Pooh and Piglet were walking through the Hundred Acre Wood with Eeyore and Rabbit when they heard some sort of commotion up ahead. Rabbit heard it first, as usually happened with hearing things.
“I say,” said Rabbit, pricking up his long ears, “what’s that?”
“What’s what, Rabbit?” asked Pooh, who hadn’t heard anything. He had been daydreaming about a new hum that was telling him it wanted to be made up, and could Pooh please help.
“That noise,” said Rabbit, pointing ahead of them, “it sounds like someone running.”
“That’s what it is,” said Eeyore, “not that anyone cares, but there’s a Someone running around and around that bush.”
“I think that’s Someone New,” said Piglet. “Is it another bear, Pooh?”
Pooh shaded his eyes with his paw so as to have a better look. “I don’t think so, Piglet,” said Pooh after a bit. “That Someone has a long tail, which Bears don’t.”
Just to be sure, Pooh tried to turn around quickly enough to catch a glimpse of his tail, but after trying three times he decided that his tail — which was short and stumpy — was just as quick at hiding as the rest of him was at trying to peek. So he gave up. “Perhaps,” he murmured to himself, “I shall use my mirror when I get back home.”
Pooh had stopped walking in order to spin around quick enough to catch his tail by surprise, and the others had kept going. Pooh had to hurry to catch up, and by the time he did, everyone was standing near the bush watching the Someone run past, around the bush again and again.
“Excuse me,” said Rabbit, the next time the Someone passed by. The Someone stopped.
“Oh, hello there,” said the Someone. “Have you seen him?”
“Seen who?” asked Rabbit. “Er…that is, I don’t think so. Is it someone we would know?”
“Don’t know,” said the Someone. “Do you live around here?”
“We do,” said Rabbit. “This is the Hundred Acre Wood, and we all live in it.” Rabbit introduced Pooh, Eeyore, Piglet, and himself to the Someone, who turned out to be Monkey.
“It’s like this,” explained Monkey, when the how-do-you-dos were all finished. “I’m on my way to London, and on my trip I met a new friend going in the same direction. We were traveling together, and thought we would have a bit of a break here and play a game. At least I thought it was a game. I was chasing him around this bush, you see, just for a bit of sport.”
“Where did your friend go?” asked Pooh.
“That’s just it,” said Monkey, “I don’t know. I was chasing him around this bush — the game, you see, is that you chase, and if you make a catch then you turn around and they chase you back. It’s great fun. But I heard a loud…well, a pop, I suppose you’d have to call it — and since then I haven’t been able to catch my friend at all.”

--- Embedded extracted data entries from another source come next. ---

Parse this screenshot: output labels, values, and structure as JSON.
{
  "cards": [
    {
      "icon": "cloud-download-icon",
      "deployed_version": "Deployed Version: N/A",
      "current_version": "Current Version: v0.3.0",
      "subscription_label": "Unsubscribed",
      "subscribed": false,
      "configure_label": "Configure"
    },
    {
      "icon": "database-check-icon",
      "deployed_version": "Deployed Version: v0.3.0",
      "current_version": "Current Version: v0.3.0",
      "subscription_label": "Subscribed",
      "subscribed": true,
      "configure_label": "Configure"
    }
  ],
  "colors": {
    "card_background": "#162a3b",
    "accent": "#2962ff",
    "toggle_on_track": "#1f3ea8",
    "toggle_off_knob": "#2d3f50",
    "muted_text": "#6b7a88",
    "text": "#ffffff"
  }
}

“That,” said Eeyore, “is because nobody else is here. Which just goes to show you,” he added sadly.
Nobody in the little group had a chance to find out what it went to show them, because Monkey sighed heavily and said “Ah well, I shall have to continue on my own, I suppose. A pity; it was quite lovely to have a traveling companion.”
Monkey said goodbye and set off in a direction he said was toward London. Before he went very far, he turned and said “If you see my friend, please tell him I went this way, and if he hurries he can catch me up.”
“But who is your friend?” asked Rabbit.
“Oh, quite right,” said Monkey, “you wouldn’t know him, I guess. His name is Weasel. He’s a skinny sort of fellow, dark fur.” Then with a wave, Monkey was off to London.
“That about sums it up,” said Eeyore gloomily. “Monkey thought it was all in fun, but then pop and Weasel was gone. It just goes to show you,” he said again.
“Mmph?” said Pooh. He had meant to ask Eeyore what it went to show them, but his mouth was full of mulberries from the bush and he couldn’t talk for a few moments. He never got to ask Eeyore, because by the time he had finished his mulberries, Rabbit was talking again.